– Как я уже упомянул, с самой первой встречи с византийской музыкой я был полностью ею очарован. И вот исповедуюсь вам: чем больше я ее изучаю, тем больше она очаровывает и воодушевляет меня! Думаю, что эта музыка совершенно соответствует своей цели. Назначение церковного пения богослужебное, его цель – возводить к мистическому смыслу слов, которые поются, а певчих и всех верующих делать участниками таинств. Это очень возвышенная, очень ответственная задача и цель. Конечно, чтобы музыка была исполнена подобающим образом, необходимо, чтобы и сам певчий своей жизнью свидетельствовал об Истине, всем существом жил жизнью Церкви. Это то, что больше всего восхищает меня в этом пении. Оно образует нас, образует жизнь, молитву, стояние пред Богом. Оно, если мы достойным образом приступаем к нему, постоянно создает в нас нового человека, лучшего, совершенного, подобного Богу. Оно учит нас открытости и смиренному стоянию перед Живым Богом. Атмосфера византийского пения подобна атмосфере той картины, когда маленький ребенок вдруг увидит мать. Он знает ее, он постоянно чувствует ее близость, но смотрение на нее каждый миг углубляет его любовь, постоянно доливает новые капли жизни в детское сердце. Дитя лишь молчит и смотрит на мать с радостью и абсолютным доверием, живет теплом, которое принимает от матери, ничего не ищет от нее, ему довольно, что у него есть любящая мать. Как-то так и мы, певчие, мне кажется, когда поем византийские песнопения, стоим и в безмолвии поем, в пении безмолвствуем, живя знанием, что Бог-Любовь смотрит на нас. Представьте, как это величественно! Несмотря на то, что мы грешные и искалеченные, Он нас бесконечно и неизменно любит. Мы постоянно грешим и постоянно показываем Ему свои раны и нечистоту, а Он нас молча любит и исцеляет. Как нам не петь Ему?
Вот, вкратце, о моем опыте византийского пения, которым дышит и гимнография, и само пение. Посмотрите богослужбеные тексты, особенно больших праздников, – они дышат мистической атмосферой этих живых отношений Бога и человека. Поэтому нет границы изучению пения, нет конца в совершенствовании. Пение – это молитва, отношение, которому нет конца в вечности. Каждый раз, когда поешь, – все по-другому. Живые отношения! Это то, что для меня самое прекрасное и, может быть, самое важное в византийском пении.
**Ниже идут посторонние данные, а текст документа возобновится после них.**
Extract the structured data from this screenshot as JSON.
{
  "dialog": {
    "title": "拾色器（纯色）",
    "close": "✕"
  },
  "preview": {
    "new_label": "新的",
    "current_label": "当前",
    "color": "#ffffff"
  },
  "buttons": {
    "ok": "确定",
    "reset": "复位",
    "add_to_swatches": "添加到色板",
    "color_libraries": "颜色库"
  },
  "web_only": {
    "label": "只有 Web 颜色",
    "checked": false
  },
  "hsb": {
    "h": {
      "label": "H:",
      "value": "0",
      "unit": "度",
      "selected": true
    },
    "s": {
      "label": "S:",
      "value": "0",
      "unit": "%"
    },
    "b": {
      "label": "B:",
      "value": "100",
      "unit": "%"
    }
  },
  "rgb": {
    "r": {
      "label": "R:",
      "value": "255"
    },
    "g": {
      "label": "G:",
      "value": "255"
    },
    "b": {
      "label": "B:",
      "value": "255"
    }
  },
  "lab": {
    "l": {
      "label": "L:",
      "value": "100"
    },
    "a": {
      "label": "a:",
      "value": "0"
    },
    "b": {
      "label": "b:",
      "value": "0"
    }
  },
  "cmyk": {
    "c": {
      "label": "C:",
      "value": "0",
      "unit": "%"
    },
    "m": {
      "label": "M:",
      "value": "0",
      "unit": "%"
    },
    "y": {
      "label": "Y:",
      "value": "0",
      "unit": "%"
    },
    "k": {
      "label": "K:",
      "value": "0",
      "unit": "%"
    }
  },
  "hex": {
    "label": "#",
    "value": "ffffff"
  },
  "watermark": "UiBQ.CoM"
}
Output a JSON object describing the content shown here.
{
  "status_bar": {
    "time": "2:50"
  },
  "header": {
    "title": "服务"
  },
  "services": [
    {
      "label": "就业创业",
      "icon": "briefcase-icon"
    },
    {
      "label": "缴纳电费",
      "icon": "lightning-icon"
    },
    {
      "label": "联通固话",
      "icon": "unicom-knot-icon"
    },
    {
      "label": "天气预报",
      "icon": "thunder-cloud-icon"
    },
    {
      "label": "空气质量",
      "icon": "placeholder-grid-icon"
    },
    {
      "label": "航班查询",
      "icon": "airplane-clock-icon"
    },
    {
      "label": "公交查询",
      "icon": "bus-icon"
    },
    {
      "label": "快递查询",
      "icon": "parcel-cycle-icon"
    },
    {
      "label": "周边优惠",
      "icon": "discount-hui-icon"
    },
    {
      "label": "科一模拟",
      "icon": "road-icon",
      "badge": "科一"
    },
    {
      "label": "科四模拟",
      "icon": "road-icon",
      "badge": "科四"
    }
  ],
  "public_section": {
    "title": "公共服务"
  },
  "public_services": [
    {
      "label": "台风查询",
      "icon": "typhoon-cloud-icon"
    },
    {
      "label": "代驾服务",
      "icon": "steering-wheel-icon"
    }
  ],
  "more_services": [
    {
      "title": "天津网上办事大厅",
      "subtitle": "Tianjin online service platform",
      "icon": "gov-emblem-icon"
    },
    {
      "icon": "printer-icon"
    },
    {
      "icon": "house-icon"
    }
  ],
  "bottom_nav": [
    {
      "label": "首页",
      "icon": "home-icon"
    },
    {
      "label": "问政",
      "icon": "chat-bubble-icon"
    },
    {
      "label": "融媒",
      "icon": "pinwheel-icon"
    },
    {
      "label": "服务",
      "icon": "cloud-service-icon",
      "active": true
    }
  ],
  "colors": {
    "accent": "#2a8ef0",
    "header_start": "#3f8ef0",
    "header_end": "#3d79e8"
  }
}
– Моему убогому сердцу ближе всего та музыка, которая очищает и питает, и это, конечно, византийское пение, кроме пения, люблю классическую музыку, особенно Моцарта! Иногда слушаю древнерусское пение, даже русские смешанные хоры. Люблю слушать и древние песнопения западной Церкви, периода до схизмы. К сожалению, в последнее время у меня мало свободного времени, но, когда выдается момент, с удовольствием слушаю такую музыку.
–
– Хочу я или нет, но состою в контакте с современной музыкой. Мне кажется, что образ жизни людей сегодня, здесь я подразумеваю западный образ жизни, способствует тому, что человек отчуждается от самого себя и от ближних. Эта пустота отчуждения, как мне кажется, чувствуется и в современной западной музыке. Не помню, чтобы я слышал в последнее время что-нибудь оригинальное, вдохновенное, что могло бы окрылить, утешить, изменить жизнь. Как правило, она окрашена в страстные и тусклые цвета. Хотя я не имею ничего против западной музыки, даже могу сказать, что люблю ее, но думаю, что она в наше время, как и все человечество, переживает большой кризис. Очень часто, как мне кажется, ей не хватает сути.
–
– Прежде всего, я очень люблю русский народ. И некоторые мои любимые святые, которых я почитаю и жизнь которых меня вдохновляет, – русские, особенно бы выделил святого Серафима Саровского и святого Силуана Афонского. Восхищаюсь глубиной и широтой, свойственной русскому народу. Эти удивительные просторы, которые существуют не только на русской земле, но и в русской душе, все это проявляется через прекрасный русский язык, литературу, поэзию, музыку, живопись, всегда пробуждает во мне чувство величественности и свободы. Очень уважаю стойкость и тонкость, которая вам свойственна как народу. Может быть, потому что я с Балкан, а у нас это несколько иначе.